Abstract

Thanks to remarkably fast random reads and rapidly decreasing prices per bit, flash storage has been regarded as a promising alternative to traditional hard disk drives (HDDs). Although flash storage has many distinguished hardware features, it still suffers from the poor I/O performance in the case of update operations. Due to the absence of in-place updates, differently from HDDs, flash storage needs to modify data through out-of-place updates. For this reason, it is required to continuously renew the mapping information between a logical page address and its new physical address, invalidating its old physical address. When the invalidated pages swallow most of free space in flash storage, the actions of garbage reclamation are needed. Since the actions of garbage reclamation are very costly, it is crucial to reduce the number of update operations for the use of flash storage in enterprise-scale database systems. In this light, we propose a new buffering scheme that evicts dirty pages without writing them to storage, thereby reducing the amount of update operations considerably.

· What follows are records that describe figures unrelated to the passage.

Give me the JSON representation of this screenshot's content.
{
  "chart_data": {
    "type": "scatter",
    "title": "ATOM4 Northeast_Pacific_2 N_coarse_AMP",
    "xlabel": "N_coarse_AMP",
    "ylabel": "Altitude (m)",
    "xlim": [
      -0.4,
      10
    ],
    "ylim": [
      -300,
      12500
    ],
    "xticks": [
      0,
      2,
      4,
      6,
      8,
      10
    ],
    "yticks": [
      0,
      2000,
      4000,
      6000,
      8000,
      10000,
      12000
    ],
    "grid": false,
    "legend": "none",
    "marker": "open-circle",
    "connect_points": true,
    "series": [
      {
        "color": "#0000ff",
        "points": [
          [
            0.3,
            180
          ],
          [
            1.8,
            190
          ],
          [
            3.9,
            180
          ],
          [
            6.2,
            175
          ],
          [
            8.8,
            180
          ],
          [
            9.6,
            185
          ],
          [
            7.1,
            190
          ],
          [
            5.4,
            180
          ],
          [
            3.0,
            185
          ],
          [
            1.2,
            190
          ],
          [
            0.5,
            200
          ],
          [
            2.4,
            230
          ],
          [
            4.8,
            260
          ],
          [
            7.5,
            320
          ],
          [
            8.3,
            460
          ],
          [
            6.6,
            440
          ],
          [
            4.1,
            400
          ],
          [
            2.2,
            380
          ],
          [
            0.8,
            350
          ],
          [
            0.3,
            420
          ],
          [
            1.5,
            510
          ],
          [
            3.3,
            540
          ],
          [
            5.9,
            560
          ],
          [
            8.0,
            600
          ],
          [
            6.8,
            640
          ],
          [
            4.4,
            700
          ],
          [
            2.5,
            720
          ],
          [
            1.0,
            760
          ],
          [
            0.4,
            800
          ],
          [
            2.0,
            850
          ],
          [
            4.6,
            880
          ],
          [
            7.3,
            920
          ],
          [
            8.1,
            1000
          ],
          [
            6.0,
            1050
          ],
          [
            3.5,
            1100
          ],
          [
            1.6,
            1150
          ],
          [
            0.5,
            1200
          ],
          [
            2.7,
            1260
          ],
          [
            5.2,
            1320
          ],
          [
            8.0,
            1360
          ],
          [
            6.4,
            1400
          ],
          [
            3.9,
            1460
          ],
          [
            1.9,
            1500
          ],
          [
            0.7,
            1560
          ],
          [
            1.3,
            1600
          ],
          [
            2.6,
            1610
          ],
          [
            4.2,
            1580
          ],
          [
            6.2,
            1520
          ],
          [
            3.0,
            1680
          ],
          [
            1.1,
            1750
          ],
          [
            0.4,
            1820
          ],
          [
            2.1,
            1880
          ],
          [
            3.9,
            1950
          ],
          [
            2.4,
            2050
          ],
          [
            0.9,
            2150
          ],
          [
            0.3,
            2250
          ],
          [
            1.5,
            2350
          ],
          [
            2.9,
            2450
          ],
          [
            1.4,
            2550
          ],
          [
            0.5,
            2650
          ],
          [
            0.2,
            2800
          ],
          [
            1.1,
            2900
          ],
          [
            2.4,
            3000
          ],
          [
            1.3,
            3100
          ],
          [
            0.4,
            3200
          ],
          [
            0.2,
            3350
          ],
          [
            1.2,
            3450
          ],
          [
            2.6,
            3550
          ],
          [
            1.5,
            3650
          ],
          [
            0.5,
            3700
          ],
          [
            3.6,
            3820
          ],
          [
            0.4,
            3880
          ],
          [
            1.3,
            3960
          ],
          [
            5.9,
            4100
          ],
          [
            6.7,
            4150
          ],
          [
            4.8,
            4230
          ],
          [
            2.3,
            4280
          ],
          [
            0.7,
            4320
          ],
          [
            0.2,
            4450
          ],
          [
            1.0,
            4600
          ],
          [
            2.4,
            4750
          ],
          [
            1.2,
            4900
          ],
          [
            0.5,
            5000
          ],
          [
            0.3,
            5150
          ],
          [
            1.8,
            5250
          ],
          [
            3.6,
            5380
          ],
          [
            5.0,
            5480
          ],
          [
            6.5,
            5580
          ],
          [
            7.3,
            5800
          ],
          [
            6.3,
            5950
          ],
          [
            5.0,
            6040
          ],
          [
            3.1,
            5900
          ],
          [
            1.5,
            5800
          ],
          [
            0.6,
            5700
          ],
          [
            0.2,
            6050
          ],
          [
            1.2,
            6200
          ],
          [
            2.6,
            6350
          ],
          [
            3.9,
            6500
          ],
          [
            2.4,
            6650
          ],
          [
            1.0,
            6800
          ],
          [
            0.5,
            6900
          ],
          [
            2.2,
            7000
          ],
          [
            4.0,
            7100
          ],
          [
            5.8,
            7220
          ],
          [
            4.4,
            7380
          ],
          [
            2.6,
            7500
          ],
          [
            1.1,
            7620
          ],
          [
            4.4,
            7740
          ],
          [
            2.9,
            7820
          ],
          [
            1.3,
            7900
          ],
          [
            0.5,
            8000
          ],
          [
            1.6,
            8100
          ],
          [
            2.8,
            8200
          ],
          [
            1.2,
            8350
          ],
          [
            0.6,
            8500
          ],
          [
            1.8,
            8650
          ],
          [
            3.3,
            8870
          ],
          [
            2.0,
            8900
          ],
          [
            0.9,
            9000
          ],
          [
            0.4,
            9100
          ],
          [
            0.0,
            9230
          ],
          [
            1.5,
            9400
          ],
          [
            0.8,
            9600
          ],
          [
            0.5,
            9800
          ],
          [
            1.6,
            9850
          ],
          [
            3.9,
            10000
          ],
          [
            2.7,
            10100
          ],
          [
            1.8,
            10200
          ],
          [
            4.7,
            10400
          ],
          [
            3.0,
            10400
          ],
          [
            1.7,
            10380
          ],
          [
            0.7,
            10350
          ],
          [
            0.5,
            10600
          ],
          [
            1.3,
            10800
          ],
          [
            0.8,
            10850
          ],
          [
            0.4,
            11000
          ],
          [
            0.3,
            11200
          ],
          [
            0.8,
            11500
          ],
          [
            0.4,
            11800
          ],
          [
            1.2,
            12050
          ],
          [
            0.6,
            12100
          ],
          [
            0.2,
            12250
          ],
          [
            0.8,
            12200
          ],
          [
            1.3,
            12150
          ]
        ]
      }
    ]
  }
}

That is, our buffering scheme enables the flushing-less evictions of dirty pages. To correctly read a page undergoing its flushing-less eviction, we propose a new on-the-fly redo mechanism that enables restoring the lost updates of the page in normal database processing. For fast execution of the on-the-fly redo, we maintain memory-resident log data of a reasonable size. To show the performance advantages of the proposed scheme, we performed extensive experiments based on the TPC-C benchmark, by running them on the open-sourced Berkeley DB equipped with/without our scheme. The results show that our scheme yields a much better performance by reducing the amount of page updates significantly.